Nesse particular, é seguido bem de perto por todos aqueles que, fermentando em cuba de inox a memória do socratismo, aprenderam a ver no bagaço que dele restou a confirmação de que a manha, a boçalidade, a afeição por expedientes e a alergia ao trabalho são a garantia de um percurso fulgurante no PS: não espanta por isso que as hostes da agremiação salivem já por Pedro Nuno Santos, alguém que desde a infância ambiciona colocar o seu túrgido património – leviandade, birra, vaidade, capricho e infantilidade, sobretudo – ao serviço daquele frívolo jogo da presunção que lhe garantirá morno aconchego naquele balançado saco escrotal que o seu amo para ambos reservou.
Segundo a lenda, a deusa da caça, Ártemis, apaixonou-se por Jacinto, jovem garboso que era também objecto de solícita atenção do deus do sol, Apolo. Num momento de ciúme, Apolo atingiu Jacinto com o seu raio, matando-o instantaneamente. Do sangue do amado, Ártemis fez brotar um jacinto e, das lágrimas derramadas pelo seu amor perdido, uma orquídea (do grego, orkhis – testículo e eidos – imagem).

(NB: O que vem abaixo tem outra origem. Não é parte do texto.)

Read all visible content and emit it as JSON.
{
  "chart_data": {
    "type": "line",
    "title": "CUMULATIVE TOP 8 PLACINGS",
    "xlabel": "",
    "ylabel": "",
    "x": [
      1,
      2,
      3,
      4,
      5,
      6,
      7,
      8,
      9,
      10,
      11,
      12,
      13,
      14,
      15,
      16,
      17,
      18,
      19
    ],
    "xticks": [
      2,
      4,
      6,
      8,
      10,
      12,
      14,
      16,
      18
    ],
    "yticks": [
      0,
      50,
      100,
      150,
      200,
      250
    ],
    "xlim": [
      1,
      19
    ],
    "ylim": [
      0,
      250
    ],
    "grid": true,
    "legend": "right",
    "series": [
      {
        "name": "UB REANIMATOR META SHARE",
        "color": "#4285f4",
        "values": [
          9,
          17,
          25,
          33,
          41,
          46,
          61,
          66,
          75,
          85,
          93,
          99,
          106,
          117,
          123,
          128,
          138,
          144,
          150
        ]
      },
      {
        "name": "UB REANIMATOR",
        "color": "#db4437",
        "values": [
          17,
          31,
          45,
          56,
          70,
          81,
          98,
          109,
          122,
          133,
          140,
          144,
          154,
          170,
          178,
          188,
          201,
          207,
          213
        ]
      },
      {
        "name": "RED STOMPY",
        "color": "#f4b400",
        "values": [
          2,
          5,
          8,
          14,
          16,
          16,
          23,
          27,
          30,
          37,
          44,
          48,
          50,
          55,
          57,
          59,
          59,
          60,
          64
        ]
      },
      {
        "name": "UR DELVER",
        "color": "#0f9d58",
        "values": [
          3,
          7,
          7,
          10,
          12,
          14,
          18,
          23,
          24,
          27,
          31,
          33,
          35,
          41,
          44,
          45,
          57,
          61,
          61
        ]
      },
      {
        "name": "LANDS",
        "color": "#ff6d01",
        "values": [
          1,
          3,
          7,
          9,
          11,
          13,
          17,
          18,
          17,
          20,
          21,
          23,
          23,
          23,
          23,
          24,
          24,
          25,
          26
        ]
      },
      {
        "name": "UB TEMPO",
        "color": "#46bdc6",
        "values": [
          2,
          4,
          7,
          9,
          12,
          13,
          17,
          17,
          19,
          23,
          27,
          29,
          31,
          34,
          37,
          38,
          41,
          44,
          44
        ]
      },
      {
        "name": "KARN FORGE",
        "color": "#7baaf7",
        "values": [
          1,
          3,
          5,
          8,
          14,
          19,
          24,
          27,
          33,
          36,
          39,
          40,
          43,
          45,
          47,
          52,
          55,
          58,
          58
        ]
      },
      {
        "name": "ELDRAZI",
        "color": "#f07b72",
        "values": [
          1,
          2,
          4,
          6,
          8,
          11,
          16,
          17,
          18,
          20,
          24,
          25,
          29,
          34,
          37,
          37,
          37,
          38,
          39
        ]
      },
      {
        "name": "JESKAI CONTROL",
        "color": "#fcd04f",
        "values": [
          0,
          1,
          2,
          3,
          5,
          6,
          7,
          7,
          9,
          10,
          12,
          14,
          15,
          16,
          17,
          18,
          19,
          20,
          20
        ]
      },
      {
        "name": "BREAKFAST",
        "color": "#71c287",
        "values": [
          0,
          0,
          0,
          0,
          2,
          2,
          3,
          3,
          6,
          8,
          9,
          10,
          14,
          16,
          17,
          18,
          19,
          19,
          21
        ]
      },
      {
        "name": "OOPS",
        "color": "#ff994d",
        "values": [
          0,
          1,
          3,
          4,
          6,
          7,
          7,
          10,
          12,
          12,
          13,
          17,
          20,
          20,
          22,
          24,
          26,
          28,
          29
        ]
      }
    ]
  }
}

Com secretários-gerais (o actual e o próximo) eivados a rancor e ciúme, talvez agora se perceba melhor a sôfrega ansiedade com que o PS, entre as 1864 propostas de alteração ao Orçamento de Estado, aceitou aprovar a descida de imposto da aguardente de medronho: alívio do desconforto causado pela intumescência da próstata.